We can write this equation also in the form as
\[\Rightarrow y=-2x+1\]
\[\Rightarrow y-1=-2x\]
This form of line is slope intercept form, where the line is passing through the y-axis cutting it at y=1 and the slope is -2.

Note:
We should have a better knowledge in the topic of straight line to solve this type of questions easily.

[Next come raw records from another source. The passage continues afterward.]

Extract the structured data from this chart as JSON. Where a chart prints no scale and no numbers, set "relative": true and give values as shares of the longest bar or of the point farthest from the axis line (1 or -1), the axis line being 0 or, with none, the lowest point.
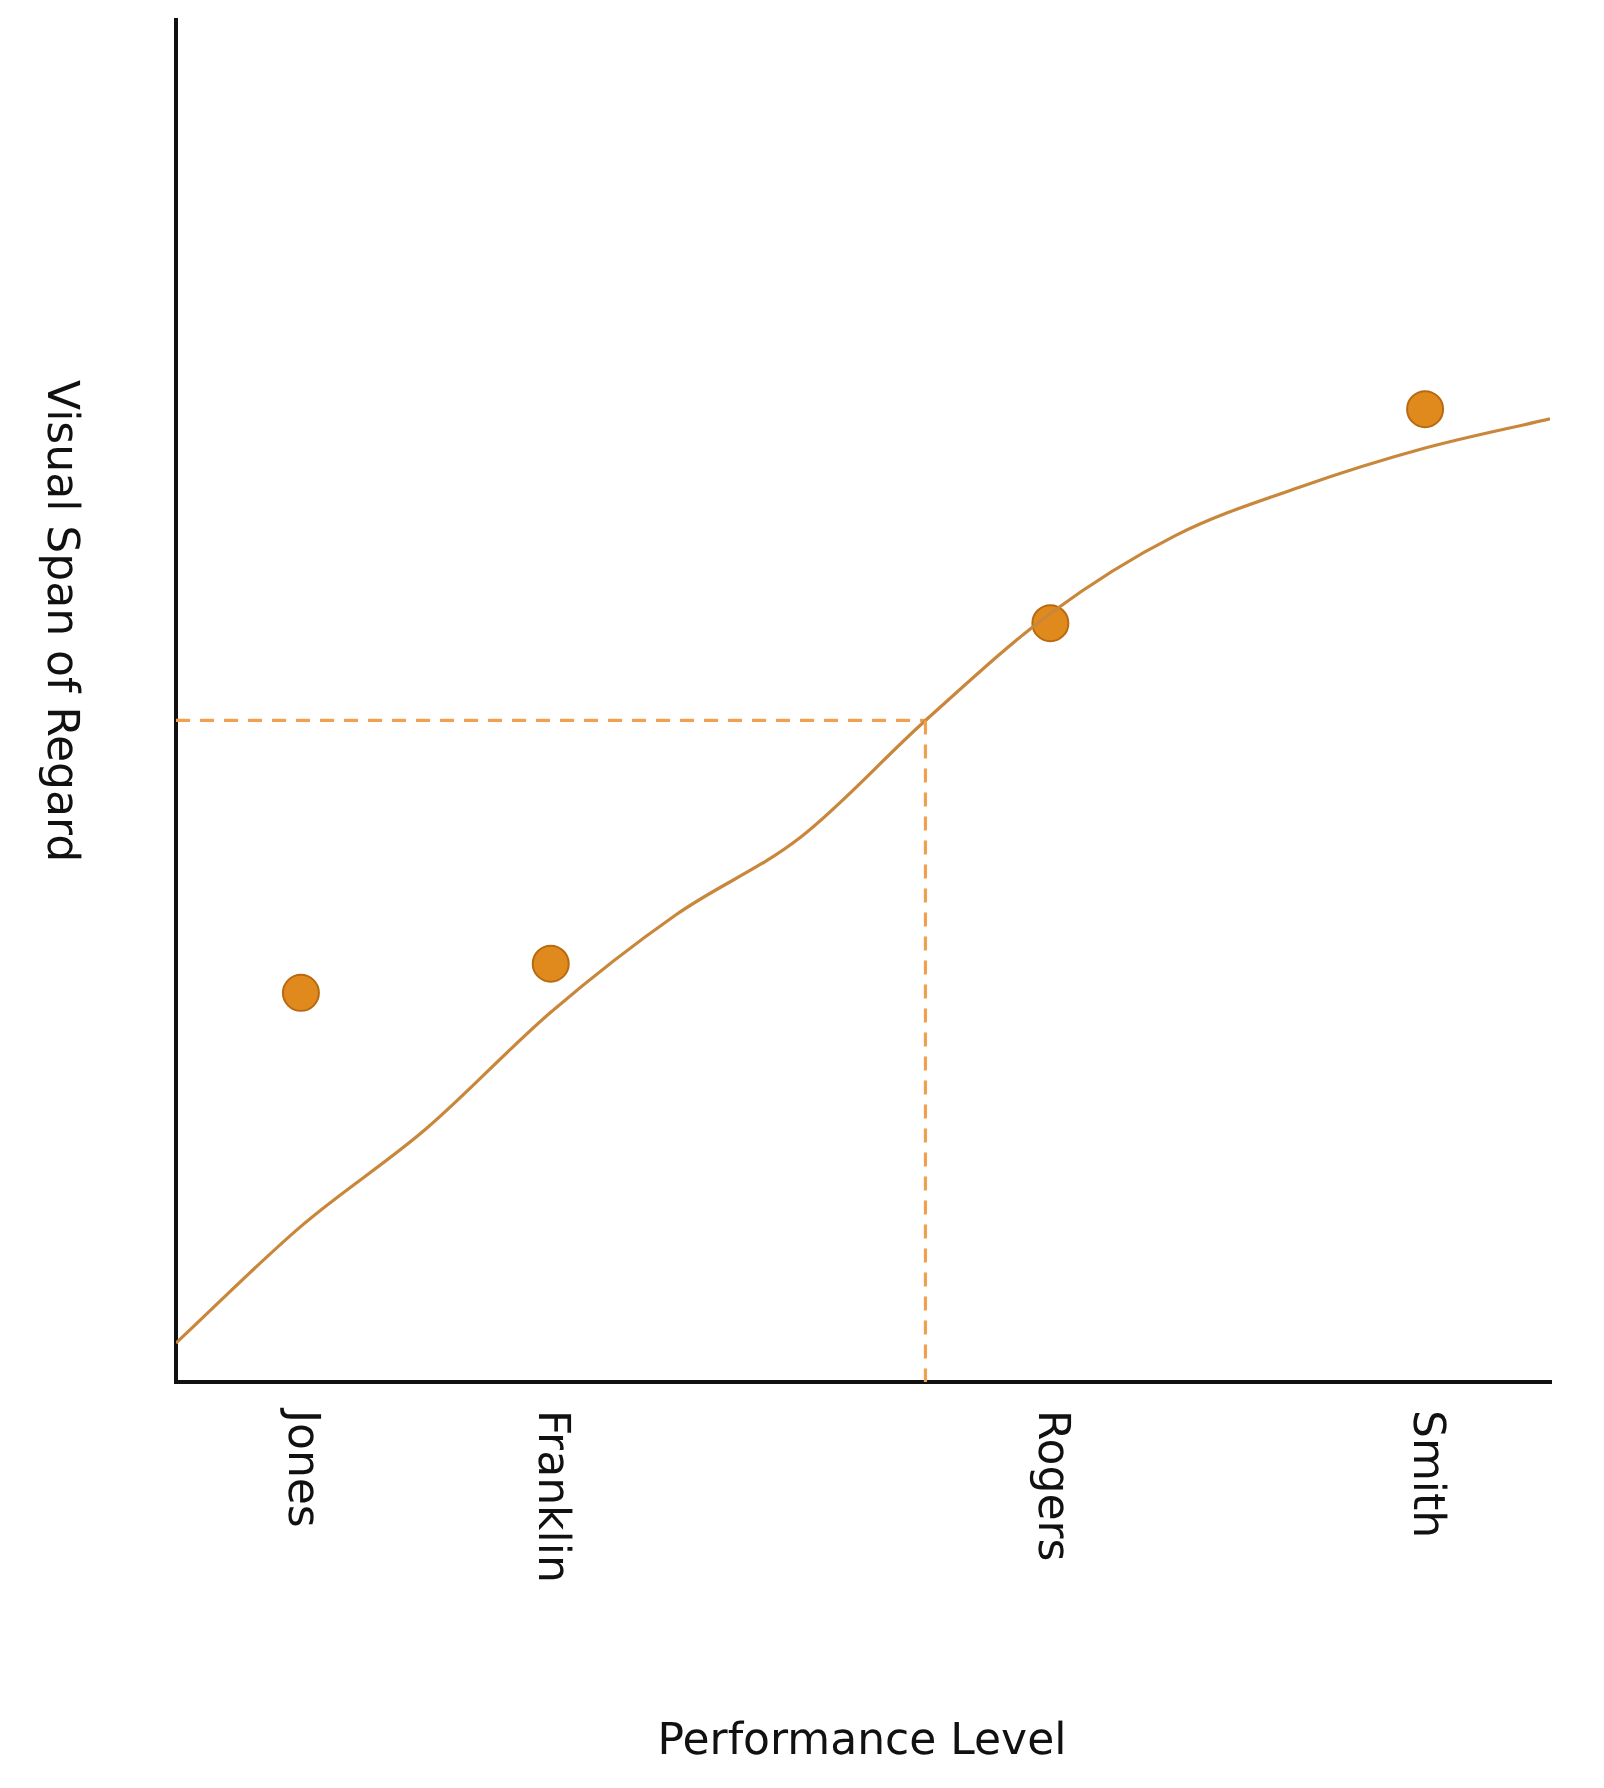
{
  "chart_data": {
    "type": "scatter",
    "xlabel": "Performance Level",
    "ylabel": "Visual Span of Regard",
    "relative": true,
    "legend": false,
    "grid": false,
    "categories": [
      null,
      "Jones",
      null,
      "Franklin",
      null,
      null,
      null,
      "Rogers",
      null,
      null,
      "Smith",
      null
    ],
    "series": [
      {
        "type": "line",
        "color": "#c8873a",
        "marker": "none",
        "values": [
          0.04,
          0.16,
          0.26,
          0.38,
          0.48,
          0.56,
          0.68,
          0.79,
          0.87,
          0.92,
          0.96,
          0.99
        ]
      },
      {
        "color": "#e08a1e",
        "marker": "circle",
        "values": [
          null,
          0.4,
          null,
          0.43,
          null,
          null,
          null,
          0.78,
          null,
          null,
          1,
          null
        ]
      },
      {
        "type": "line",
        "color": "#f0a050",
        "marker": "none",
        "line_style": "dashed",
        "values": [
          0.68,
          0.68,
          0.68,
          0.68,
          0.68,
          0.68,
          0.68,
          null,
          null,
          null,
          null,
          null
        ]
      }
    ]
  }
}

We can solve this question using an alternate method also.
For solving this question using an alternate method, we will first see the formula for finding the equation of line using two points on the line.
The formula for the equation is \[\dfrac{y-{{y}_{1}}}{x-{{x}_{1}}}=\dfrac{{{y}_{1}}-{{y}_{2}}}{{{x}_{1}}-{{x}_{2}}}\], where \[\left( {{x}_{1}},{{y}_{1}} \right)\] and \[\left( {{x}_{2}},{{y}_{2}} \right)\] the points on the straight line.
So, we have given points as (-1,3) and (2,-3) which pass through the line.
Hence, the equation of line is
\[\dfrac{y-3}{x-\left( -1 \right)}=\dfrac{3-\left( -3 \right)}{\left( -1 \right)-2}\]
The above equation can also be written as
\[\Rightarrow \dfrac{y-3}{x+1}=\dfrac{3+3}{-1-2}\]
The above equation can also be written as
\[\Rightarrow \dfrac{y-3}{x+1}=\dfrac{6}{-3}\]
The above equation can also be written as
\[\Rightarrow \dfrac{y-3}{x+1}=-2\]
The above equation can also be written as
\[\Rightarrow y-3=-2\left( x+1 \right)\]
We can write the above equation as
\[\Rightarrow y-3=-2x-2\]
The above equation can also be written as
\[\Rightarrow 2x+y-1=0\]
We have got the same answer, so we can use this formula too to solve this type of question.